1. La question humaine, Nicolas Klotz y Élisabeth Perceval.
Un ensayo sublime sobre la contribución de la lógica nazi al espíritu del capitalismo. Exquisito, sin concesiones, preciso aún flotante. Tiene, posiblemente, el final más conmovedor desde L'Eclisse.
2. Hunger, Steve McQueen
De algún modo, este podría ser primer capítulo de una historia subalterna del Reino Unido post 1979: desentierra un hecho convenientemente olvidado, que Thatcher no tuvo inconveniente en dejar morir de hambre a diez prisioneros del IRA antes que concederles el estatus de prisioneros políticos. Y lo hace observando, arañando, el límite de la imagen-violencia y la imagen-belleza -simultáneamente, pero evitando una comunión pornográfica.
3. The Wire, David Simon et al.
Para muchos, la reconciliación con la serialidad televisiva. Amplitud épica y narrativa clásica-realista al servicio de un masterclass en sociología urbana americana. El primer gesto pivotal, de muchos, es hacerlo desde Baltimore; apenas unas millas al norte de Washington pero muy alejados de los focos de Hollywood. Es el cuento de la otra América post-Fordista.
4. Shibboleth, Doris Salcedo.
Salcedo rajó el hormigón armado de la Tate Modern y señaló la violencia sobre la que se erige y sustenta la institución-arte.
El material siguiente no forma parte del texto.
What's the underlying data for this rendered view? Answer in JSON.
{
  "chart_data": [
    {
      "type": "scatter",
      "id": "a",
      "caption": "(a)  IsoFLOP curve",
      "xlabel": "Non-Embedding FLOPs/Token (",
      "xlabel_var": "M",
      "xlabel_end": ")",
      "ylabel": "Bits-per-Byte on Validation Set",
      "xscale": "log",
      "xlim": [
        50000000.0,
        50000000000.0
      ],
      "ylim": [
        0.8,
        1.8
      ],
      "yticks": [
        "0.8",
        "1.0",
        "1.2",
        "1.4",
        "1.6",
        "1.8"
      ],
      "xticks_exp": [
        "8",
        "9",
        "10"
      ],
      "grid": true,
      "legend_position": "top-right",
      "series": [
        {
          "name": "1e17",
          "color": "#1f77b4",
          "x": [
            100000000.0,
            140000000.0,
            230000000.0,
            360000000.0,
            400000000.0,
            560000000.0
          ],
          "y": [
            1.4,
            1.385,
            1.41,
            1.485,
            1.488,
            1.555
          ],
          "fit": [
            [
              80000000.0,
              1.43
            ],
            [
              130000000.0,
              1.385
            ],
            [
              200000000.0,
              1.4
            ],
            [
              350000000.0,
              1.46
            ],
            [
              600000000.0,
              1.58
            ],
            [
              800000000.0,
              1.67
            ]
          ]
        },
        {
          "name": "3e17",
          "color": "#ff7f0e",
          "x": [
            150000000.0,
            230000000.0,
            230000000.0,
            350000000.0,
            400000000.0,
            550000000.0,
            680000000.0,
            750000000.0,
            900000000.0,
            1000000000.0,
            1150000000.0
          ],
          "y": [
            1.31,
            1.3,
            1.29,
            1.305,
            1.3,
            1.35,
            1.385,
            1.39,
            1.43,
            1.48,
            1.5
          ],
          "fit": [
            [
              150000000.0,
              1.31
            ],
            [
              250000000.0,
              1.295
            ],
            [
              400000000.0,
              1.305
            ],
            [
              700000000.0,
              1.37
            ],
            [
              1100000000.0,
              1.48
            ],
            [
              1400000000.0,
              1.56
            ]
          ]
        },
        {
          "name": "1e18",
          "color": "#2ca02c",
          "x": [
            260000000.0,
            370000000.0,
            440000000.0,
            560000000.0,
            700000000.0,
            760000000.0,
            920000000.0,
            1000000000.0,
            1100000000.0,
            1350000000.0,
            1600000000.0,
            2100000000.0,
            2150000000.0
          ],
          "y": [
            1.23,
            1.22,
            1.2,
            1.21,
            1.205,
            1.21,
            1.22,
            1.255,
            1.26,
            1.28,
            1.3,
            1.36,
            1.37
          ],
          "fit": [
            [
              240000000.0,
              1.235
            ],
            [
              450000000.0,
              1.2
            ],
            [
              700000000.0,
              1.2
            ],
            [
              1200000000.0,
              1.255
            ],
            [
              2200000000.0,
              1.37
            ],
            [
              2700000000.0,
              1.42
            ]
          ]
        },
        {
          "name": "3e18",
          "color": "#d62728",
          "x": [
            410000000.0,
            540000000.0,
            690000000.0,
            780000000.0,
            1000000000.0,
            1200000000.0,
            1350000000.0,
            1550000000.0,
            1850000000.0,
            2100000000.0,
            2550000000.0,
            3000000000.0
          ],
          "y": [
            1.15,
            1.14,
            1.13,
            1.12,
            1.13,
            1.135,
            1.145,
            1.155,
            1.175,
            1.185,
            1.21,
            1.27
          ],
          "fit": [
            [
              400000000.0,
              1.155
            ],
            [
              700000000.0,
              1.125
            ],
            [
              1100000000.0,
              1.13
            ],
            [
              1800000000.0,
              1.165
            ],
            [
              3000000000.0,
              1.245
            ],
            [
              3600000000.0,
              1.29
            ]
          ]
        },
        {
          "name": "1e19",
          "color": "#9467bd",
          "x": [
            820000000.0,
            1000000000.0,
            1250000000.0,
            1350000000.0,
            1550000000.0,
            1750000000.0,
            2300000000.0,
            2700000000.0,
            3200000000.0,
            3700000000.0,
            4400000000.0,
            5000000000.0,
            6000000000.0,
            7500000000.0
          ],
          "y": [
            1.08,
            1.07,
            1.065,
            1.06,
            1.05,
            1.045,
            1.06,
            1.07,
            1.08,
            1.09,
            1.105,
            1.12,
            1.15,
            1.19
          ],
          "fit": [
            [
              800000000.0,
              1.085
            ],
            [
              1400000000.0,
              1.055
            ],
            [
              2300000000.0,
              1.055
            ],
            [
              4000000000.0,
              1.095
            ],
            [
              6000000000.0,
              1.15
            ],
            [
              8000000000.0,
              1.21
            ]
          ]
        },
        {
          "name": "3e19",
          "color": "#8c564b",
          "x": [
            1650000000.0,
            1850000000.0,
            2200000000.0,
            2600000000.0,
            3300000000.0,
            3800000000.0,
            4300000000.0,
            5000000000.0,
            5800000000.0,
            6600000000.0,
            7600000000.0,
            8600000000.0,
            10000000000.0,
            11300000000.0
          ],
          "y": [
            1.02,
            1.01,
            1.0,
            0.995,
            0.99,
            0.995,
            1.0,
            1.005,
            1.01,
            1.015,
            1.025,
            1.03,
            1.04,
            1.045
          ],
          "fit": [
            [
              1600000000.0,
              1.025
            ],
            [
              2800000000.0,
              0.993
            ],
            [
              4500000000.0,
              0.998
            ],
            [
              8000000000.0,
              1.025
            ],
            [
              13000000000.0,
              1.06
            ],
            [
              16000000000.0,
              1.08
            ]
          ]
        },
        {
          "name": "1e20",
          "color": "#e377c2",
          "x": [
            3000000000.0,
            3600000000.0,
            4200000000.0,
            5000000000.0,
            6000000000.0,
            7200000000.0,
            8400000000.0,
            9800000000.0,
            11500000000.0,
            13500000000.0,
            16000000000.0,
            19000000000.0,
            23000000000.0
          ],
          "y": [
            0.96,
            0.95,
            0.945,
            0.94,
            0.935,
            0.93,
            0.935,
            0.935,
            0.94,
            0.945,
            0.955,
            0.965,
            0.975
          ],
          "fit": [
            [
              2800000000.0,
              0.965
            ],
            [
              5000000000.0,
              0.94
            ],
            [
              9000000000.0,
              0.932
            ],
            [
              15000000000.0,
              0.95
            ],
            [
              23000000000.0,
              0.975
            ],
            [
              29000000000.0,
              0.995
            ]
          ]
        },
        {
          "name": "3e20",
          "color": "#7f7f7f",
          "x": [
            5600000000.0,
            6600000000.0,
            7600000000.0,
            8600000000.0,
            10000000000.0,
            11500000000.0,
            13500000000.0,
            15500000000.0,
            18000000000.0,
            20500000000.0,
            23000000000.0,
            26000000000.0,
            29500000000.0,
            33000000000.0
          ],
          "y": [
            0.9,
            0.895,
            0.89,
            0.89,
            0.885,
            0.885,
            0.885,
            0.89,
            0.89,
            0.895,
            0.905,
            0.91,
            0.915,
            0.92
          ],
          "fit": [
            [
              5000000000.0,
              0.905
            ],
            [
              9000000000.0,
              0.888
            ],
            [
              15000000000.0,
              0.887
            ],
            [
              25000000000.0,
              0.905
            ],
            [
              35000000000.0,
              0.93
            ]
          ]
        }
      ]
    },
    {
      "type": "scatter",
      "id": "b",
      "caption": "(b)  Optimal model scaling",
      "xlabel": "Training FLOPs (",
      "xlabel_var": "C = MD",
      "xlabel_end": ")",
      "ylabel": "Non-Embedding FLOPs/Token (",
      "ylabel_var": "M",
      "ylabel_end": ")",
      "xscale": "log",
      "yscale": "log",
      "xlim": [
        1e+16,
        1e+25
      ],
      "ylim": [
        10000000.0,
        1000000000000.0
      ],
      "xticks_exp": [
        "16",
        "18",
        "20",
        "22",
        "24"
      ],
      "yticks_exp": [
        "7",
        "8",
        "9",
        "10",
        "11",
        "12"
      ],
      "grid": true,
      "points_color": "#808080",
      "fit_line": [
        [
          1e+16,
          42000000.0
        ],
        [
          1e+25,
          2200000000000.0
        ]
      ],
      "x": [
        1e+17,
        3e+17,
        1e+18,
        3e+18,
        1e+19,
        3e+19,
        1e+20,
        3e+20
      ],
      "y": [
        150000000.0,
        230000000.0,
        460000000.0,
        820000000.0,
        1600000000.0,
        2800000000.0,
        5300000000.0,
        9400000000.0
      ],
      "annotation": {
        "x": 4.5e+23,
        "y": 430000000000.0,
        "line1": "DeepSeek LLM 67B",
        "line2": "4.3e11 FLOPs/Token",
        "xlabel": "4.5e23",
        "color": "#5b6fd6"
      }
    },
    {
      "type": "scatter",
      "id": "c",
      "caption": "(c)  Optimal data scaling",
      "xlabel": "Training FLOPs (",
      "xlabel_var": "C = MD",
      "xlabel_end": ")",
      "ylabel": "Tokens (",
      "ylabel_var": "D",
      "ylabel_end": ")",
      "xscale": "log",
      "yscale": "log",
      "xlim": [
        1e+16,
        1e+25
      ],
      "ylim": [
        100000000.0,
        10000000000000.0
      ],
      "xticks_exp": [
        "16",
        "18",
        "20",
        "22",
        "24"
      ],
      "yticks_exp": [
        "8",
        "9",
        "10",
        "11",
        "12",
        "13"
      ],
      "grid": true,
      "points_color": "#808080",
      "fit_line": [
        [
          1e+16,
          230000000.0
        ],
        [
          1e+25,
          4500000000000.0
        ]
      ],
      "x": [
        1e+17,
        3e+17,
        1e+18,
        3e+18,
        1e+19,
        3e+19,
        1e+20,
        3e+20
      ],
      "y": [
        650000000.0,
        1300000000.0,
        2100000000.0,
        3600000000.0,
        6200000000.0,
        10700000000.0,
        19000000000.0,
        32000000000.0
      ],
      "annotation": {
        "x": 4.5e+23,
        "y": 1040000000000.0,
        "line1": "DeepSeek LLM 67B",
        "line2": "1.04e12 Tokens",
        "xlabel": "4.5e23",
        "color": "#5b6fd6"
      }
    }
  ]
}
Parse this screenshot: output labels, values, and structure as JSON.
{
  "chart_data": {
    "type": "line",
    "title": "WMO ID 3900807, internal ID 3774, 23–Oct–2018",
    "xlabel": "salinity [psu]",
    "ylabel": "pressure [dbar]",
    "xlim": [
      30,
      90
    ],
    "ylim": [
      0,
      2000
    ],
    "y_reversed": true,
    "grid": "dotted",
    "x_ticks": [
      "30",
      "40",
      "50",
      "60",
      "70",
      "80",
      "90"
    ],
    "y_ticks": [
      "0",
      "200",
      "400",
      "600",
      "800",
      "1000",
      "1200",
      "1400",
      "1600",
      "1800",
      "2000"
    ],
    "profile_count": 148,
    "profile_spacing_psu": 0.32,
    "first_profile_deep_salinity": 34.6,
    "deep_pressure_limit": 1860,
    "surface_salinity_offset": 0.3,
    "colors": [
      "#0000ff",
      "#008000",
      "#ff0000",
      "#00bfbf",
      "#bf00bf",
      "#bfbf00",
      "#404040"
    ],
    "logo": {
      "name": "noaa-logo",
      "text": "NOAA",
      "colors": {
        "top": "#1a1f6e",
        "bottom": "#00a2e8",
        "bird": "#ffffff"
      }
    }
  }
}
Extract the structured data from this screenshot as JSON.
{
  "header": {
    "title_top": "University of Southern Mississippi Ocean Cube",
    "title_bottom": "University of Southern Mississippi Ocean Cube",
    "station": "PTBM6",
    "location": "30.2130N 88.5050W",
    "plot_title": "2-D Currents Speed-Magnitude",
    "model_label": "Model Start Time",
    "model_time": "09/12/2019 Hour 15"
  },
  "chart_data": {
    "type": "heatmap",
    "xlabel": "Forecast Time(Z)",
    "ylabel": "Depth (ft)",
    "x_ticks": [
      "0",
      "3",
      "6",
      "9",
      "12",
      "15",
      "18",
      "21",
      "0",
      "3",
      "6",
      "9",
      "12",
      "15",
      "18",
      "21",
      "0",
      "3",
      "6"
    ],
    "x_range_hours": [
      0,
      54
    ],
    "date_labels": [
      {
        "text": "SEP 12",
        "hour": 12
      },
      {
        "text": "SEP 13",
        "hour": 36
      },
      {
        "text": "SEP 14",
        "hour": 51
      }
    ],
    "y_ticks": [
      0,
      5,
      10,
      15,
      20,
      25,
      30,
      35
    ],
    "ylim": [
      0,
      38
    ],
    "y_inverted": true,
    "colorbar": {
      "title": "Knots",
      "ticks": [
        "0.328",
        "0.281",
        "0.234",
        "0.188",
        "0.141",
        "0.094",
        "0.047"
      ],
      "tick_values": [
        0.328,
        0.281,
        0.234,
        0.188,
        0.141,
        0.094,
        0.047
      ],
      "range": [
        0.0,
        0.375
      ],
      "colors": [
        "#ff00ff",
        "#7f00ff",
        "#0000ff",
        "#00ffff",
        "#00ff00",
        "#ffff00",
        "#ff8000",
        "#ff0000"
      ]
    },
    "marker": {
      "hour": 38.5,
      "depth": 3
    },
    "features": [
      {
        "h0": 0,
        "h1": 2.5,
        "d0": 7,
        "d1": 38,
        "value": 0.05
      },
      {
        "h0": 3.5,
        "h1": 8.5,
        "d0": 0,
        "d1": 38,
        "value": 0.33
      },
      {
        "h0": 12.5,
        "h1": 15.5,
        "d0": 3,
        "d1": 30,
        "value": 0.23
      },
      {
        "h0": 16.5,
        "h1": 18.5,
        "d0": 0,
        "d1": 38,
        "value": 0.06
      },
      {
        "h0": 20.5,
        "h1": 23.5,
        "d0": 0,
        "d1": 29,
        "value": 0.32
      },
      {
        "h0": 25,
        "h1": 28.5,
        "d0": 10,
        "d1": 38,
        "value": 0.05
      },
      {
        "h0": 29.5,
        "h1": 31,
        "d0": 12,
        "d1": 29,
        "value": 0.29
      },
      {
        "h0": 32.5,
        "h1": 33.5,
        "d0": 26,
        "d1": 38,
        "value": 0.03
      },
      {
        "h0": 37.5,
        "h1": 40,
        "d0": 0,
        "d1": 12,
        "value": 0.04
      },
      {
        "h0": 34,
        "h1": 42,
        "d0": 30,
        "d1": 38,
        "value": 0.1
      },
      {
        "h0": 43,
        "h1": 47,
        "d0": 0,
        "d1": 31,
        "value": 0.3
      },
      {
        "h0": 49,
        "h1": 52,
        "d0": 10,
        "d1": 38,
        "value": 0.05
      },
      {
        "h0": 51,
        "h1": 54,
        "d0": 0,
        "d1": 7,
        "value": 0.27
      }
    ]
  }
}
Una puñalada que además ha devenido cicatriz permanente.
5. Gomorra, Matteo Garrone
Haciendo uso de un simple dispositivo naturalista que no le hace ascos a cierta espectacularización comercial, Garrone plantea efectivamente la consanguinidad de la mafia con el capitalismo italiano, del que bien podría ser su culminación.
6. There will be blood, Paul Thomas Anderson
Aún innecesariamente grandilocuente, la indulgencia del relato no hace sino reflejar los excesos de la historia de Daniel Plainview -a su vez sinécdoque del mismísimo sueño americano: ambición, trabajo, riqueza, desprecio, ostentación, delirio, Stücke.